Does My App Need an Online Safety Act Risk Assessment
Many founders assume the Online Safety Act is only for big social networks. The test is about what your app does, not how large it is, so a small app with the wrong functionality can be firmly in scope.
This guide sets out the test, the narrow exemptions, and what you have to do if your app is regulated.
The Test Is Functionality, Not Size
Your app is a regulated user-to-user service if it lets users encounter content generated, uploaded or shared by other users. That is the trigger, and it does not depend on user numbers.
The Act also covers search services. If your app is mainly a search engine or includes search functionality across multiple sites, that can bring it into scope as well.
You are regulated only if the service has links to the UK. That test is met if you have a significant number of UK users, if the UK is a target market, or if the app can be used in the UK and poses a material risk of harm to UK users.
Functionality That Brings an App Into Scope
The features below let users interact with or see each other's content, so they typically make an app a user-to-user service.
- Direct messaging or group chat between users.
- Comments, replies or discussion threads.
- User profiles that others can view.
- Posting or sharing images, video or audio that other users can see.
- Forums, community feeds or social timelines.
- Reviews or ratings that other users can read.
- Marketplaces where users list items and contact each other.
- Multiplayer games with chat or shared content.
What Is Not in Scope
Schedule 1 of the Act exempts some narrow service types. If your app falls entirely within one of these, it is not regulated as a user-to-user service.
- Email services, where email is the only user content.
- SMS and MMS services.
- One-to-one live voice calls.
- Limited functionality services, where the only user interaction is posting comments, reviews or reactions on content the provider publishes.

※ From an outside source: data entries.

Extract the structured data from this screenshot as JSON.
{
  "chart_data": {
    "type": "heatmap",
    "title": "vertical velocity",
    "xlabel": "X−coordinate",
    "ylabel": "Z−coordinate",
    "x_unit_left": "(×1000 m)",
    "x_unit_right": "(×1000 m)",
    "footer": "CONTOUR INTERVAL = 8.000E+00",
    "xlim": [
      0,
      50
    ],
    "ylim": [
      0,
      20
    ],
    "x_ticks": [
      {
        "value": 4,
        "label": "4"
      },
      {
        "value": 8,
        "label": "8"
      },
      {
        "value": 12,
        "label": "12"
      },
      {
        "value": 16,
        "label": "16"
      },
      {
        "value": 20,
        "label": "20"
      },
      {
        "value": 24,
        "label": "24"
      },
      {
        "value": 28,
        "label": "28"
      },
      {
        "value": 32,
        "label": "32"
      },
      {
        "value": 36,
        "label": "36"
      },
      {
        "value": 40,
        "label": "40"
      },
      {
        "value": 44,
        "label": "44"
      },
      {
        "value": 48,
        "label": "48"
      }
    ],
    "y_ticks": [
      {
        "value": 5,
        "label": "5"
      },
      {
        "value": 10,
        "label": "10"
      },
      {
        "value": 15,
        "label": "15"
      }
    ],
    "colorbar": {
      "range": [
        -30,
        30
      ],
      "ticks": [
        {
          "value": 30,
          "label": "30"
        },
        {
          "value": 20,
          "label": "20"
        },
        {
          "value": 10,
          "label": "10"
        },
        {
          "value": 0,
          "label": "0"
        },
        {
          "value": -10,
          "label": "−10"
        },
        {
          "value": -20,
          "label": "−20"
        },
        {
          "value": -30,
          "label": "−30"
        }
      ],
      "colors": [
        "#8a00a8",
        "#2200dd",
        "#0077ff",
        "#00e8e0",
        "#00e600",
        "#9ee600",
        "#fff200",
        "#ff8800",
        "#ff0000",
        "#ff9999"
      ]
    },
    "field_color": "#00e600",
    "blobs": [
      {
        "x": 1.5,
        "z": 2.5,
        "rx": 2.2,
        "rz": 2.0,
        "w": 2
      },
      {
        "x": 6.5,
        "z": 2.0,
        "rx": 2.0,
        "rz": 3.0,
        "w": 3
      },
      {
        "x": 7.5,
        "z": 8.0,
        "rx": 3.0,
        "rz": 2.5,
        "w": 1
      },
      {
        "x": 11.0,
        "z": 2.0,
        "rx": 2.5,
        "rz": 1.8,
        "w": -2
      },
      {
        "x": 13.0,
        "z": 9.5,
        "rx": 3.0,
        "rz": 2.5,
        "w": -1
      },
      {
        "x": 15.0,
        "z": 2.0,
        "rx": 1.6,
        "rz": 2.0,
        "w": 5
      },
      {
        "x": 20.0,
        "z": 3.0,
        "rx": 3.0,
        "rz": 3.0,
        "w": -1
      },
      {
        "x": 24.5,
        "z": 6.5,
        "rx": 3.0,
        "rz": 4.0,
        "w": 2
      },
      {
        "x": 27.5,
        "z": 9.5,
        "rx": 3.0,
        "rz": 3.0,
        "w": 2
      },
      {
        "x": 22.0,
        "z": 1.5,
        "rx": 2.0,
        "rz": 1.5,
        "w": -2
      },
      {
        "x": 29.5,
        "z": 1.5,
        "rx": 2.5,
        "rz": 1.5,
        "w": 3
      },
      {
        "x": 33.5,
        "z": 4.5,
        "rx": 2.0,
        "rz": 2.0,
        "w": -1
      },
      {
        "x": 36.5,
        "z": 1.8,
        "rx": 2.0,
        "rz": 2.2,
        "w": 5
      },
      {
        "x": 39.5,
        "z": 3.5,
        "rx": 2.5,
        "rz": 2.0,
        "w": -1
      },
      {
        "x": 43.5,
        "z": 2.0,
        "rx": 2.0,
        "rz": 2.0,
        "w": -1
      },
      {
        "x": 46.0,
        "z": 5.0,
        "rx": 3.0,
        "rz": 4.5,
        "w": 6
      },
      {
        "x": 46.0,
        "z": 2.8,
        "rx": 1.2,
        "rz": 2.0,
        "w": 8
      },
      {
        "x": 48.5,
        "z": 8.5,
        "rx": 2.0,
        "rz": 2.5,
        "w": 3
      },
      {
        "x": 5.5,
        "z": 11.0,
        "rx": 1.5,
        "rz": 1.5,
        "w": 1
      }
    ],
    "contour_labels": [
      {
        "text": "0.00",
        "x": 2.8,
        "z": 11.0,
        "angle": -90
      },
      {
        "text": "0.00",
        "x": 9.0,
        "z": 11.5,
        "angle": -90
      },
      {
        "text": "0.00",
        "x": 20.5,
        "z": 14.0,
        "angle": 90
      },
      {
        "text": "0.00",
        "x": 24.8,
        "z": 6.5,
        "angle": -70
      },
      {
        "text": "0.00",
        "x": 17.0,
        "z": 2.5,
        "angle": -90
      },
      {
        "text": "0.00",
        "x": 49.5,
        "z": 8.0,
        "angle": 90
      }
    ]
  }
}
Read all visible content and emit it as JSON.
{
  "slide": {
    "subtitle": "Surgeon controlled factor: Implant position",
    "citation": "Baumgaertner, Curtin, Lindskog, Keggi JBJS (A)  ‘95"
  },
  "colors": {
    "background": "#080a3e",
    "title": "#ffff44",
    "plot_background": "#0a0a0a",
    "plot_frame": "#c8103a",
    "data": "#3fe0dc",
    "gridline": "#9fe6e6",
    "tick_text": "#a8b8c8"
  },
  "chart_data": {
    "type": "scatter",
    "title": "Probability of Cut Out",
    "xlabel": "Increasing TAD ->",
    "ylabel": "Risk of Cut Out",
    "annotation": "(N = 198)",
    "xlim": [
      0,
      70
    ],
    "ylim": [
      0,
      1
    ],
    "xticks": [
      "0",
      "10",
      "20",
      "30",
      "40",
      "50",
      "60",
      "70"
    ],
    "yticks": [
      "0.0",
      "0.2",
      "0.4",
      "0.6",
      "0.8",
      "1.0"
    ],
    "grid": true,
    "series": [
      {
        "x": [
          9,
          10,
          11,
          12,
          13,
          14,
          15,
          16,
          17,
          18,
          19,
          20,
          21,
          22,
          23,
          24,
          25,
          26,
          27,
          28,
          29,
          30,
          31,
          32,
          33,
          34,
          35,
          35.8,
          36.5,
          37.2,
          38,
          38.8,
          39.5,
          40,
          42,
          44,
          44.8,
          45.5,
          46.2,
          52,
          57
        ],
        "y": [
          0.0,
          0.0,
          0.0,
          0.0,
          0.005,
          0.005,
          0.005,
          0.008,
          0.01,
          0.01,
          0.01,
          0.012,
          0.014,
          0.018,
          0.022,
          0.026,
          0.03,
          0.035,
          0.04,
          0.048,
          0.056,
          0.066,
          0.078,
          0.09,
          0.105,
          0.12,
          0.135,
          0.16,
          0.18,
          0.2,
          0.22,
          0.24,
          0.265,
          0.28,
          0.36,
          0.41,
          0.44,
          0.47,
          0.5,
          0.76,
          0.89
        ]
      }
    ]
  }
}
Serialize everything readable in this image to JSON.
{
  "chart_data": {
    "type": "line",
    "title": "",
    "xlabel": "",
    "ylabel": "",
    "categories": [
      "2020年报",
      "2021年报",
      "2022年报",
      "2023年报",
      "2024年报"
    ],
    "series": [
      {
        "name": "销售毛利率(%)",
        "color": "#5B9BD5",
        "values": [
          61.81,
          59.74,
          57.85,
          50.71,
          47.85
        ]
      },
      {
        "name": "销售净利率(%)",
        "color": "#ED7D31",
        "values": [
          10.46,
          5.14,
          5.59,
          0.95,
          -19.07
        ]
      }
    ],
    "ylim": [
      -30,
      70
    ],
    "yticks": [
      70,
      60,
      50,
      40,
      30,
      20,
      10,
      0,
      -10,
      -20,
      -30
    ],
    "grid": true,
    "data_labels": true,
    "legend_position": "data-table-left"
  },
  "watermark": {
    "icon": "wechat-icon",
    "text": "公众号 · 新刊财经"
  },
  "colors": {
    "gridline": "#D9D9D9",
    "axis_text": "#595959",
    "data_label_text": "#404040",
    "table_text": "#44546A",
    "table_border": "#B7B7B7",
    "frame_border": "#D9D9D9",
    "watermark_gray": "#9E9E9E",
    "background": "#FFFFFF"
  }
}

- Internal business services, used only by a company's staff.
- Services provided by public bodies and certain education and childcare providers.
The exemptions are narrow. If your app combines provider content with any wider user-to-user functionality, the limited functionality exemption usually does not apply.
If Your App Is in Scope
If your app is a regulated service, the core duties apply from day one. You cannot wait until you are large.
You must complete an illegal content risk assessment under section 9, a children's access assessment under section 35, and operate a complaints procedure under section 21. If children are likely to access the app, the child safety duties also apply.
Scope Checklist
| Question | If yes |
|---|---|
| Can users see content from other users | Likely a user-to-user service |
| Does the app have links to the UK | Regulated unless exempt |
| Is the only interaction comments on your own content | May be exempt under Schedule 1 |
| Could children access the app | Children's access assessment needed |
| In scope overall | Do an illegal content risk assessment now |
How Policy Pros Can Help
We help founders work out whether an app is in scope and, where it is, get the assessments and policies in place without slowing the product down. That includes the illegal content risk assessment and the children's access assessment.
We line this up with your IT security policies and information security policies so compliance is joined up. For the full regime, see our Online Safety Act small business guide.
If you want to confirm scope from the source, see Schedule 1 of the Act and Ofcom's compliance guide for services.
Frequently Asked Questions
Does the Online Safety Act apply to my app?
If your app lets users encounter content generated or shared by other users, and it has links to the UK, it is likely a regulated user-to-user service. The test is about functionality, not user numbers, so even a small app can be in scope.
What functionality puts an app in scope?
Direct messaging, comments, user profiles, image or video sharing, forums, reviews other users can read, marketplaces and multiplayer chat all let users interact, so they typically make an app a user-to-user service.
Which apps are exempt from the Online Safety Act?
Schedule 1 exempts narrow types, including email, SMS and MMS, one-to-one voice calls, internal business tools and limited functionality services where the only interaction is comments or reviews on the provider's own content. The exemptions are narrow and easily lost if you add wider features.
Do small apps really have to do a risk assessment?
Yes. There is no general exemption based on size. If your app is a regulated service it must complete an illegal content risk assessment and a children's access assessment, with measures proportionate to your size and risk.
What do I do first if my app is in scope?
Complete an illegal content risk assessment under section 9, a children's access assessment under section 35, and put a complaints procedure in place under section 21. Document each one and review it when the app changes.